ANECPLA advierte de la intensidad de la plaga de mosca negra este año

Mosca negra.
ANECPLA

La mordedura de la mosca negra puede llegar a rasgar la piel y es extremadamente dolorosa. A pesar de su pequeño tamaño, que no sobrepasa los seis milímetros de longitud, este insecto puede llegar a matar a ratones o pájaros. Además, en el caso de las personas, suele provocar hinchazón y heridas que pueden llegar a durar más de una semana.

“El problema fundamental de este insecto es que no pica, sino que muerde en forma de sierra, generando una herida de consideración importante y pudiendo dar lugar a infecciones y reacciones alérgicas muy alarmantes, que en algunos casos requieren hospitalización”, explica la directora general de la Asociación Nacional de Empresas de Sanidad Ambiental (ANECPLA), Milagros Fernández de Lezeta.
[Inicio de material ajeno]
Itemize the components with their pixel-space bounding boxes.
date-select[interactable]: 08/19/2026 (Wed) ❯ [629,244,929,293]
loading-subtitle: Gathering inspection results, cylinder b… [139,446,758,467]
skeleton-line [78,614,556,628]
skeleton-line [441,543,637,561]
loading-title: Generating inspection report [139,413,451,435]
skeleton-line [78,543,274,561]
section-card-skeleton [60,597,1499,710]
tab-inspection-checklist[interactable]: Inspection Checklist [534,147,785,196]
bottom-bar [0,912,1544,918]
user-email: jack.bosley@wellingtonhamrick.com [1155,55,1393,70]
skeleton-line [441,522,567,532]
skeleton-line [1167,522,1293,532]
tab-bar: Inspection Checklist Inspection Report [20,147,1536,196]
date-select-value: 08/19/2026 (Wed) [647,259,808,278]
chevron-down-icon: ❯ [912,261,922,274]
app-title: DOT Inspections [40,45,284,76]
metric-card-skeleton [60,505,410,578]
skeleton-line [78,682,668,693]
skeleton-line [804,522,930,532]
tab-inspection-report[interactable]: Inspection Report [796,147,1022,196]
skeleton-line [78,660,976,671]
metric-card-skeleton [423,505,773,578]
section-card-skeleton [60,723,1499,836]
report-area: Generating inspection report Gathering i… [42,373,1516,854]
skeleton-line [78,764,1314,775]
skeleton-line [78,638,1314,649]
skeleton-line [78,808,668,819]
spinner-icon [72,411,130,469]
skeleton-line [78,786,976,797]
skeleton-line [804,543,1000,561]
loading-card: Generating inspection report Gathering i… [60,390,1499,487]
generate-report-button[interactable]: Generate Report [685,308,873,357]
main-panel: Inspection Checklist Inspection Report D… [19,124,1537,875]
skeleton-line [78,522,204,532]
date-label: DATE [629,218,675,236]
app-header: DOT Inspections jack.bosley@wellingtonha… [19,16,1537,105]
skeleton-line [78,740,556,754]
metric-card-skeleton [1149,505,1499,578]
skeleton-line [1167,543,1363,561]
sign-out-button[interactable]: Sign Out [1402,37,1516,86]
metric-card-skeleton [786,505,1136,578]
La mosca negra se reproduce en los cauces de los ríos, especialmente en aquellos que se encuentran especialmente limpios y concretamente en la vegetación flotante, la cual queda al descubierto cuando el nivel del agua comienza a descender. Este año, por el confinamiento decretado en el mes de marzo a raíz de la pandemia de coronavirus, no han podido llevarse a cabo las habituales tareas de mantenimiento y prevención que suelen realizarse antes del verano para evitar la proliferación de este insecto.

Esta situación excepcional hace prever un verano complicado en lo que a los efectos de varias plagas de mosca negra en distintos puntos del territorio nacional se refiere. Así, diversos municipios de Barcelona, Madrid y Zaragoza se espera que sean los más afectados.

“No es una especie invasora, la mosca negra es autóctona, pero desde hace varios años se observan picos agresivos en sus ataques a humanos. De ahí que veamos tan necesario hacer frente a esta plaga que se está convirtiendo en un problema de  salud pública” explica la directora general de ANECPLA. “Desde la Asociación recomendamos realizar los tratamientos de prevención, pero en este año atípico en el que no han podido realizarse con normalidad debido al Estado de Alarma, tan sólo nos queda aplicar medidas de choque y recomendaciones ciudadanas para mantenerlas alejadas”.

Una mordida muy dolorosa

De pequeño tamaño y color oscuro, la virulencia de la picadura de la mosca negra es mucho mayor que la de otros insectos. De hecho, no se trata de una picadura como tal, la mosca negra muerde, provocando un pequeño desgarro en la piel de su víctima. Su procedimiento es el siguiente: comienza inoculando una pequeña dosis de anestésico, que le permite morder sin que el individuo afectado se dé cuenta. Su saliva es la que suele provocar fuertes cuadros de alergia y dolores fuertes en la zona. El efecto final se traduce en una roncha de varios centímetros que suele incluso sangrar, acompañada de una elevada hinchazón que puede llegar a durar hasta un mes.

Si se sufre la mordedura de la mosca negra es importante no rascarse, ya que puede empeorar la herida y hacer que se infecte. Se recomienda aplicar hielo para bajar la inflamación, o una pomada con un corticoide suave. Pero, sin duda, es recomendable acudir de inmediato al hospital o centro de salud más cercano e informar del caso para evitar un empeoramiento de la reacción.

Consejos para evitar su mordedura

A diferencia de otros insectos voladores, la mosca negra actúa por el día y es capaz de introducirse bajo las prendas y alcanzar la piel para conseguir su propósito. Algunos de los consejos lanzados desde ANECPLA para evitar ser víctima de este insecto este verano son los siguientes:

  • Vestirse con ropa clara, sin colores demasiado llamativos que puedan atraer a los enjambres.
  • Evitar pasear por el curso de los ríos o zonas cercanas a los mismos, especialmente a última hora de la tarde.
  • Instalar mosquiteras en puertas y ventanas en las zonas de riesgo.
  • Evitar la acumulación de agua en el exterior de la vivienda y mantener cubiertos los depósitos de agua.
  • Controlar los desagües.
  • Utilizar repelentes certificados (sobre todo los que contienen citronela).
  • Contactar con profesionales

Las previsiones de los expertos es que la virulencia de este insecto se siga expandiendo año a año por la geografía española, mientras que el cambio climático siga suavizando los inviernos y recalentando los veranos. Con todo, tal y como reconoce Fernández de Lezeta, “las labores de prevención son especialmente importantes a la hora de minimizar su impacto, algo que vamos a poder entender de primera mano este año, en el que no se ha podido ejecuta el mantenimiento oportuno debido al confinamiento decretado con el Estado de Alarma”.